Understanding and modelling of atmospheric hazards and severe weather phenomena
Convener: Fulvio Stel  | Co-Conveners: Victoria Sinclair , Mario Marcello Miglietta , Dario Giaiotti , Jordi Mazon , Sante Laviola 
 / Fri, 08 Sep, 09:30–15:30  / Room Business school 1
 / Attendance Fri, 08 Sep, 10:30–11:30  / Display Thu, 07 Sep, 09:00–Fri, 08 Sep, 16:00  / Poster area

This session will welcome all technical and scientific contributions devoted to increasing our understanding of atmospheric phenomena that might represent a hazard for people, property and the environment. Studies which enhance physical understanding of severe weather phenomena (for example deep convection or intense straight lines winds) are of particular interest even if the severe weather phenomena is not linked directly to a specific hazard.
In line with the EMS 2017 meeting theme “Serving Society with better Weather and Climate Information”, we would encourage potential contributors to direct their attention not only to the physical and meteorological characteristics of atmospheric hazards, but also to their connection and impact on human activities and the environment, underlining in this way the aspects that make an atmospheric phenomenon a hazard.
Contributions dealing with studies of specific episodes (case studies) will be welcome, provided they are relevant, further increase physical understanding, and are representative at least for the area where these events took place.
As understanding of weather phenomena is often augmented by numerical modelling experiments, contributions incorporating both numerical and conceptual modelling will be particularly welcome, provided that the modelling is used to further understanding rather than solely as a forecasting technique.
In general we will encourage the exchange of expertise and experiences related to the various topics connected to hazardous atmospheric phenomena and severe weather events. For this reason an interdisciplinary approach will be particularly welcome.
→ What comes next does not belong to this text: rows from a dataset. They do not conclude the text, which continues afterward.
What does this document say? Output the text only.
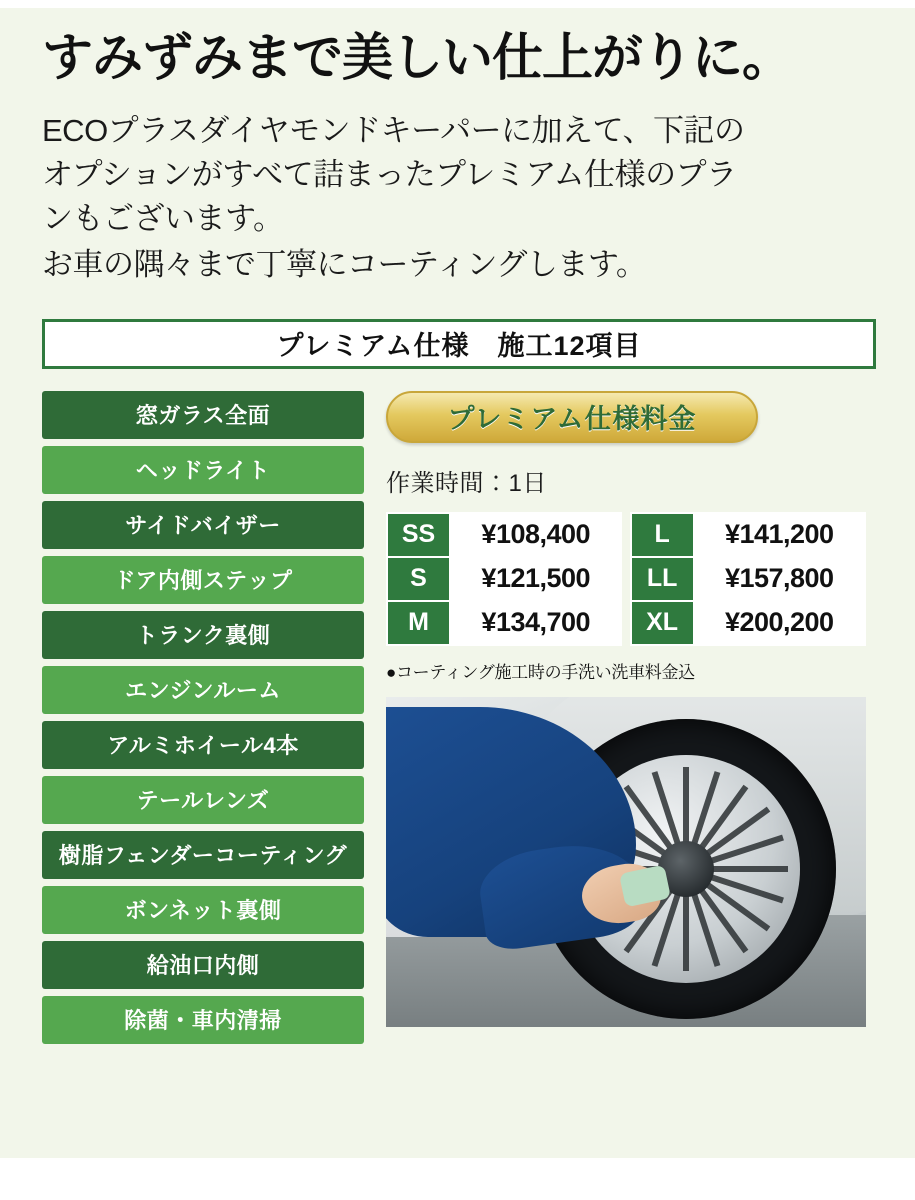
すみずみまで美しい仕上がりに。

ECOプラスダイヤモンドキーパーに加えて、下記の

オプションがすべて詰まったプレミアム仕様のプラ

ンもございます。

お車の隅々まで丁寧にコーティングします。

プレミアム仕様　施工12項目
窓ガラス全面
ヘッドライト
サイドバイザー
ドア内側ステップ
トランク裏側
エンジンルーム
アルミホイール4本
テールレンズ
樹脂フェンダーコーティング
ボンネット裏側
給油口内側
除菌・車内清掃
プレミアム仕様料金
作業時間：1日
SS	¥108,400		L	¥141,200
S	¥121,500		LL	¥157,800
M	¥134,700		XL	¥200,200
●コーティング施工時の手洗い洗車料金込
Potential topics, although not an exhaustive list, for this session include:
• Flash-floods and heavy rain events;
• Hail;
• Freezing rain, icing and intense snow falls;
• Cold/heat events, even those occurring at small time scales;
• Fog;
• Tornadoes, waterspouts, derechos and downbursts;
• Severe wind storms;
• Intense Mediterranean cyclones;
• Tropical like cyclones;
• Lightning;
• Polar lows, their evolution and impacts;
• Severe katabatic or foehn winds;
• Gap and orographic flows;
• Breaking of gravity waves, as well as severe turbulence;
The above-listed topics are of course not exclusive and the session’s Conveners eagerly anticipate papers on new ideas and approaches and novel understanding covering all aspects of atmospheric hazards and severe weather events.